Por Marco Tello

Marco Tello El genocidio ha seguido practicándose después del holocausto contra otros pueblos, bajo otros nombres, hasta nuestros días. Lo que ocurre es que las atrocidades y sus víctimas ya no caben en los museos de diseño convencional. ¿Por qué? Quizá porque buena parte de nuestro planeta se ha convertido en un gran museo del horror                                           

 

Luego de posar para la foto del recuerdo frente a los sitios emblemáticos del poder universal, quien pasa por  Washington no puede abandonar la ciudad sin entrar a la zona de los grandes museos que conserva en el centro de la capital federal el Instituto Smithsoniano. 
 
Dentro de grandes edificios de estilo neoclásico, se exhiben al público millones de piezas: vestigios minerales, muestras arqueológicas, restos de especies animales extinguidas hace millones de años, y una gama asombrosa de productos culturales desde la antigüedad remota hasta nuestros días.

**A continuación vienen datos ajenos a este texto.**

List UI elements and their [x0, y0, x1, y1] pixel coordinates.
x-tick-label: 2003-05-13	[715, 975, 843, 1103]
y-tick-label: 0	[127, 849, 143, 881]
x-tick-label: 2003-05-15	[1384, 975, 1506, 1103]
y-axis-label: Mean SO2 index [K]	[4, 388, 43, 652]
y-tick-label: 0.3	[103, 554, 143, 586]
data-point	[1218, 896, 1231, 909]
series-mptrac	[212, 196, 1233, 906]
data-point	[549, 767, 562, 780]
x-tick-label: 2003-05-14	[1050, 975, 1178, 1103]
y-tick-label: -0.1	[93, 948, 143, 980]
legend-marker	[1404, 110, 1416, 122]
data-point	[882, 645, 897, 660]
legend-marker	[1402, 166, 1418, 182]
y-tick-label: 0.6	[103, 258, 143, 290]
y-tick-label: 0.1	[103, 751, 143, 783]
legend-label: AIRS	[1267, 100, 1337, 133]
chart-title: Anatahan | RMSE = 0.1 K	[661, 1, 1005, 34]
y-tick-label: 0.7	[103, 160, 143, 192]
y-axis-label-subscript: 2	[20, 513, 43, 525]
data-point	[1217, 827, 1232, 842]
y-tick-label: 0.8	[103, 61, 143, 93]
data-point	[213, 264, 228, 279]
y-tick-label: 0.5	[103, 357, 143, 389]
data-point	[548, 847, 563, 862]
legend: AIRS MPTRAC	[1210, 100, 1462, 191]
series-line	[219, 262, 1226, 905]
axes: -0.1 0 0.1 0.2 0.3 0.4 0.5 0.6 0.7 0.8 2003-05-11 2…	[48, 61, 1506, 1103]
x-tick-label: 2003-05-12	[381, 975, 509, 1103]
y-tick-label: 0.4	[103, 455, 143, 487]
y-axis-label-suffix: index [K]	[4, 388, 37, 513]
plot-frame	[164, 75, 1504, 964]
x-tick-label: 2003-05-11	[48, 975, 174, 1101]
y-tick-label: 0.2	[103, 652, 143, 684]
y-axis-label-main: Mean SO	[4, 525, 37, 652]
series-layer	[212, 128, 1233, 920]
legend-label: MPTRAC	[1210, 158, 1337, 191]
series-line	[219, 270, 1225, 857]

No cabe duda de que el examen prolijo, la captación sistemática de ese gran acervo que se halla a la disposición del conocimiento universal, demandará mucho tiempo, esfuerzo y perseverancia al estudioso, al profesional, al investigador de la cultura.
 
Al turista presuroso, en cambio, le ha de bastar un breve recorrido por las distintas   salas espaciosas para salir del lugar con una idea más clara y compleja de la organización del mundo. Si abre bien los ojos, la rápida visión le ayudará a reconocer la pequeñez del individuo en la vastedad del universo; y a reconocer, al propio tiempo, la grandeza potencial de la especie a la cual se pertenece, a pesar de una apariencia desvalida. En un lapso muy corto, en lo que duraría un suspiro en la evolución de nuestro planeta, la mente humana ha logrado perfeccionar su morada avanzando desde los raspadores y  las puntas de flecha hasta los viajes interplanetarios.
 
Sin embargo, este sentimiento de esplendor sobre el destino humano se ensombrece no bien el visitante traspone el umbral del Museo del Holocausto, creado en esa misma vecindad hace una treintena de años para recordar a las víctimas del programa de exterminio racial implantado por el régimen nazi en Alemania y en los territorios ocupados. Tampoco se siente aquí el pasar de las horas. De entrada, el espectador se ve sumido en una suerte de inconciencia ante el horror: la tortura, las prácticas de selección de las víctimas para el trabajo forzado, para la experimentación científica en carne viva, para la cámara de gas. Aunque mucho de cuanto se 
 

 

expone en las salas ya lo ha leído el visitante, lo ha mirado en los testimonios fotográficos o lo ha visto cómodamente sentado frente a la pantalla, la impresión es inenarrable cuando se halla manos a boca  con un rostro deformado por el espanto, con un traje a rayas de verdad, con un horno crematorio, con una montaña de zapatos de todo tamaño dejados obedientemente por las víctimas antes de entrar a la cámara de la muerte. Miles de rostros de toda edad miran desde las altas paredes como si preguntaran por su rastro, pues desparecieron junto con sus pueblos por el delito de pertenecer a una determinada raza. Casi sin darse cuenta, el visitante se ve arrastrado al interior del gran Salón del Recuerdo, donde arde permanentemente una llama en memoria de millones de víctimas judías. A las puertas de salida, gentes  de todas las razas miran sin mirar, con los ojos húmedos, al borde del llanto. 
 
Pero el genocidio racial tiene una vieja historia. En uno de sus libros, Eduardo Galeano nos recuerda episodios bastante recientes. En la actual Zimbabwe, los colonizadores ingleses establecieron, a finales del siglo XIX, unas reservas para aislar a los nativos, salvajes de color, obligados a trabajar en condiciones miserables para la ambiciosa minoría blanca. Hasta 1980, el país llevaba el nombre de Rhodesia, en honor del gran colonizador, Cecil Rhodes, rey de los diamantes. Ya mejor organizados, funcionaron los campos de concentración  en Namibia, a comienzos del siglo XX, a cargo de los representantes del colonialismo alemán. Allí se encerraba a los negros rebeldes para reducirlos al trabajo forzado o al laboratorio de experimentación científica. En esos laboratorios se entrenaron los maestros del doctor Mengele, recuerda Galeano.   
 
Pero el genocidio ha seguido practicándose después del holocausto contra otros pueblos, bajo otros nombres, hasta nuestros días. Lo que ocurre es que las atrocidades y sus víctimas ya no caben en los museos de diseño convencional. ¿Por qué? Quizá porque buena parte de nuestro planeta se ha convertido en un gran museo del horror.